Pumpkin Cheesecake

Pumpkin Cheesecake.

Very creamy and light cheese cake, the taste is almost indistinguishable from the classic pumpkin pie.

For the cake:

on the number of turn 2 cake

2 1/2 cups flour
1 teaspoon salt
2/3 cup vegetable oil
1/3 cup milk

For the cake:

500 grams of cottage cheese \ cream cheese
500 grams of pumpkin puree (See below.)
½ cup sugar
½ cup brown sugar
3 tablespoons flour
1 tablespoon cinnamon
½ teaspoon ground nutmeg
½ teaspoon ginger powder
¼ teaspoon salt
2 teaspoon vanilla
4 eggs


To prepare the pumpkin puree, I recommend the pumpkin bake in the oven (cut into pieces and bake for two hours at 100 degrees), so will be more velvety mashed potatoes. But it is possible and simple to cook a pumpkin.

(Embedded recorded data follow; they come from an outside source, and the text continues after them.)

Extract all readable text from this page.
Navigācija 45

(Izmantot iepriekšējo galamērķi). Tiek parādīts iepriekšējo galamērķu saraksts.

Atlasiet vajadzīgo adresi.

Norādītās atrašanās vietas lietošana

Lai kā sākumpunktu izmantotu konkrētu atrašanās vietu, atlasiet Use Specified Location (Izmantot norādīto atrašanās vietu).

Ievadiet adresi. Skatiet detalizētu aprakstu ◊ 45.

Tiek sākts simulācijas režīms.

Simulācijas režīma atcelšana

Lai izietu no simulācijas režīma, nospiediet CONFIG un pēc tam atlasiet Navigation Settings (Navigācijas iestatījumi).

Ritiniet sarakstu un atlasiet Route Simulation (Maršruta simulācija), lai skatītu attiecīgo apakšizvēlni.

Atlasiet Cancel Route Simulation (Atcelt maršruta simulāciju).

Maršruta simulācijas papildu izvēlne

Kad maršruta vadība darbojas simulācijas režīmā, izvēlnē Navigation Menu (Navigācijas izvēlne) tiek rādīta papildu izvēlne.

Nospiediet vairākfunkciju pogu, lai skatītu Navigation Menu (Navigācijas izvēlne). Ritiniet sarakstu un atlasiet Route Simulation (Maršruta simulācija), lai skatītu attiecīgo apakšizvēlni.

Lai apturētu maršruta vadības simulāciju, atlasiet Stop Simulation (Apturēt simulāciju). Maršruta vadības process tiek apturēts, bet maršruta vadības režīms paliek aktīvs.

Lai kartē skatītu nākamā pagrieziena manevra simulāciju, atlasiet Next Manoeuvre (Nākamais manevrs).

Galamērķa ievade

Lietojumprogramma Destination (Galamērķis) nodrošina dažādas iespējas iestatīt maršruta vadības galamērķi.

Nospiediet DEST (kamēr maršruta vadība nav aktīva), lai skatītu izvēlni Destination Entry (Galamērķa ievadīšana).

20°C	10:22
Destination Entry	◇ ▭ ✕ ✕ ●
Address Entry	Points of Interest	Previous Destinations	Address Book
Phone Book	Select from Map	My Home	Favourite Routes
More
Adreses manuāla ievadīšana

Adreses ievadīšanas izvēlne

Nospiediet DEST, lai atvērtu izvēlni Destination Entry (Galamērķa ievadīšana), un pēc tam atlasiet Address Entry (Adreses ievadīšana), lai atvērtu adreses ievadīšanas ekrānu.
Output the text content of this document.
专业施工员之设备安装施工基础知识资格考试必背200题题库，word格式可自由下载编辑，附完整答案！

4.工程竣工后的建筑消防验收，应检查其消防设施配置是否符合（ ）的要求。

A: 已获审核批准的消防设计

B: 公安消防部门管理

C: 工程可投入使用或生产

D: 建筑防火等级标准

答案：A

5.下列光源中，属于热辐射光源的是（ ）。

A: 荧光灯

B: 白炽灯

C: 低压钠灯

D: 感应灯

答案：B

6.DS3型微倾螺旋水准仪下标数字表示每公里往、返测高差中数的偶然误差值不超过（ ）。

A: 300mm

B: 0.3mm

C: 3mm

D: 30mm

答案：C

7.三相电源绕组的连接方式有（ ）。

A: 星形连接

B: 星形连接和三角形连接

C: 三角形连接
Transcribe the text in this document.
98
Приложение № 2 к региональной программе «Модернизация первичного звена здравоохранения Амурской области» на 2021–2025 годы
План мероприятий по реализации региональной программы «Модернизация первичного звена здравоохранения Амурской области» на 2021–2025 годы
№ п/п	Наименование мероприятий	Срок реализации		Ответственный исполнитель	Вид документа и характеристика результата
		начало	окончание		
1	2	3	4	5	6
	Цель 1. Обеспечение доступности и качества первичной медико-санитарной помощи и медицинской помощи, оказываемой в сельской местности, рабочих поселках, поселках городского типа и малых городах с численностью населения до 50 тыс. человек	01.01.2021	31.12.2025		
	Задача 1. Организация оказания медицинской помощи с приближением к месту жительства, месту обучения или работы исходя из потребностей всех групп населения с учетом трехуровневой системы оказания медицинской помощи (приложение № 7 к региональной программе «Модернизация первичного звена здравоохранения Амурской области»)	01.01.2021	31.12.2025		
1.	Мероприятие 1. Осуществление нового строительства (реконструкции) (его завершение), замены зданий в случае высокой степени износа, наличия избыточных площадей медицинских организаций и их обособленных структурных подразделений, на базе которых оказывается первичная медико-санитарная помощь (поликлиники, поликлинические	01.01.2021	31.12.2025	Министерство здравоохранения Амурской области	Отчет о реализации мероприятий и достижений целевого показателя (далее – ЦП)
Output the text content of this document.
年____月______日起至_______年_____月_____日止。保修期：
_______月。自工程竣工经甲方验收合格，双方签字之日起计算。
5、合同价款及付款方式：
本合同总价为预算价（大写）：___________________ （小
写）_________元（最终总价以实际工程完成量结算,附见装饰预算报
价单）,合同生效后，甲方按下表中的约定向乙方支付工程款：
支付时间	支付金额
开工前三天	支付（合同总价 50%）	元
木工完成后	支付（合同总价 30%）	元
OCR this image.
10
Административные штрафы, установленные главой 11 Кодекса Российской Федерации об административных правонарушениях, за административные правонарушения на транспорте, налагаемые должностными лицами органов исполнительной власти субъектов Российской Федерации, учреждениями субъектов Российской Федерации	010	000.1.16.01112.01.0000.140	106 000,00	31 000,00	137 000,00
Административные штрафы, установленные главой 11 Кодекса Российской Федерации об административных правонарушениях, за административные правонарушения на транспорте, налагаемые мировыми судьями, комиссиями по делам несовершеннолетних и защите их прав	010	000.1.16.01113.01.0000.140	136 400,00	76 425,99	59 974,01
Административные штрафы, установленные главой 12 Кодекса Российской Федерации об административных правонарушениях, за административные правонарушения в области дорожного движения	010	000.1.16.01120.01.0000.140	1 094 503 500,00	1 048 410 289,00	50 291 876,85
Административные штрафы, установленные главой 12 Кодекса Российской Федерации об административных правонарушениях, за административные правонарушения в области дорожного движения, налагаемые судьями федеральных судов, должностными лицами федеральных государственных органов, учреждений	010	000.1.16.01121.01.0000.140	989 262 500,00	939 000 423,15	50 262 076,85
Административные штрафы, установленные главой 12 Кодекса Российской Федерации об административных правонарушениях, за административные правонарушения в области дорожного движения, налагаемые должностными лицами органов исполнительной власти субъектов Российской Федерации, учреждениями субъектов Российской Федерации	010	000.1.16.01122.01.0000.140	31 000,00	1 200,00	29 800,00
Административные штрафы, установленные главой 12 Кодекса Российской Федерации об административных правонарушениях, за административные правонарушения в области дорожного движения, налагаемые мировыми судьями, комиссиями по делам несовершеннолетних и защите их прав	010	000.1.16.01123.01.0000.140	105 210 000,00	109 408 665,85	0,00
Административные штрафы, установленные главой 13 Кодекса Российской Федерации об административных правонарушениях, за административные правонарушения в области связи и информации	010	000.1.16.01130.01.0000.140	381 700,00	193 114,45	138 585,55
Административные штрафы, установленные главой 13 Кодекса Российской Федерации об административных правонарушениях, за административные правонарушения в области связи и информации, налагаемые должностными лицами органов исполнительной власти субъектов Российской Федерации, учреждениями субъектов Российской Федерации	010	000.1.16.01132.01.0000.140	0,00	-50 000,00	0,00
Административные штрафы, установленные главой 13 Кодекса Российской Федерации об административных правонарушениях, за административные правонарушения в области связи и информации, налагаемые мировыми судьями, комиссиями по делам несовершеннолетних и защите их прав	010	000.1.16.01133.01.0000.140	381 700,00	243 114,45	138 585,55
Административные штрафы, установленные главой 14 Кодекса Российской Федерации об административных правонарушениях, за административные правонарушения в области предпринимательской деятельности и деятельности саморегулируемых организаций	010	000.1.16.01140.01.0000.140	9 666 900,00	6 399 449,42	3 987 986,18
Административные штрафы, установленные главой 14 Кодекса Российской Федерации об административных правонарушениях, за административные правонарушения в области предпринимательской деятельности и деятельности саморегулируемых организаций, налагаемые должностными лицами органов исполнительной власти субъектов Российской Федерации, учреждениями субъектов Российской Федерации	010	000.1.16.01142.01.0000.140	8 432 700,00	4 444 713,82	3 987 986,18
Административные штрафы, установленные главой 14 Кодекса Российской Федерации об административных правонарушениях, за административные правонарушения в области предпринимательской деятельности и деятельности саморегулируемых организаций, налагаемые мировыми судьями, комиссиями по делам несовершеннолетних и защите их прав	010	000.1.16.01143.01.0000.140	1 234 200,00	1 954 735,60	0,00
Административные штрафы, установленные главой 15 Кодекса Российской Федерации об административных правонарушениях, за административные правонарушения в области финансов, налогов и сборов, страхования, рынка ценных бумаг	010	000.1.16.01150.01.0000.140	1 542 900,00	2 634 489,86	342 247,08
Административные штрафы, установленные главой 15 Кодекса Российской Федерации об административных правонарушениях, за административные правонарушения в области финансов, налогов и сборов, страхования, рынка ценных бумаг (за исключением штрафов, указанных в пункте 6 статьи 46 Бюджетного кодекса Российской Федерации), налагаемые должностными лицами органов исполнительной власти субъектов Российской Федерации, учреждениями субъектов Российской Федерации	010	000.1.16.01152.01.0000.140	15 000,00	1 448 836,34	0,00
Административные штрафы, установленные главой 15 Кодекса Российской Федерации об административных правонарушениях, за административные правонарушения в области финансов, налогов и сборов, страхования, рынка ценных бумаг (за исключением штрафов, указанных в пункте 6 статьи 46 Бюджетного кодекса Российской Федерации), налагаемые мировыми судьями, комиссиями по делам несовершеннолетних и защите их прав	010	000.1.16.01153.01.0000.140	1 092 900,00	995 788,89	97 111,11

Prepare cake – all the ingredients are mixed. It turns out friable dough – gently laid it on the bottom of the baking tin. I have the dough was too loose and rolled out – I just crumbs evenly distributed on the bottom of the form.
Prior to filling, the cake can be baked for long, I did not. As you wish 🙂

By the way, better to use a round shape, with a removable bottom. The bottom lay a paper for baking and attached to the form itself. So our cheesecake to nothing will stick and will be very easy to pass on to a dish.

Now, mix the cottage cheese or cream cheese with sugar (both types), flour, spices, salt and vanilla. Add the eggs one by one – interfere after each egg. Add the pumpkin puree, interfere.

Gently pour batter into the pan and put them in a preheated 180 degree oven. Bake for about an hour -gotovnost check with a toothpick, it should not be 100% pure, all-way cake is not fully solidified inside, but must not be wet.

Before serving, give the cheesecake to cool completely.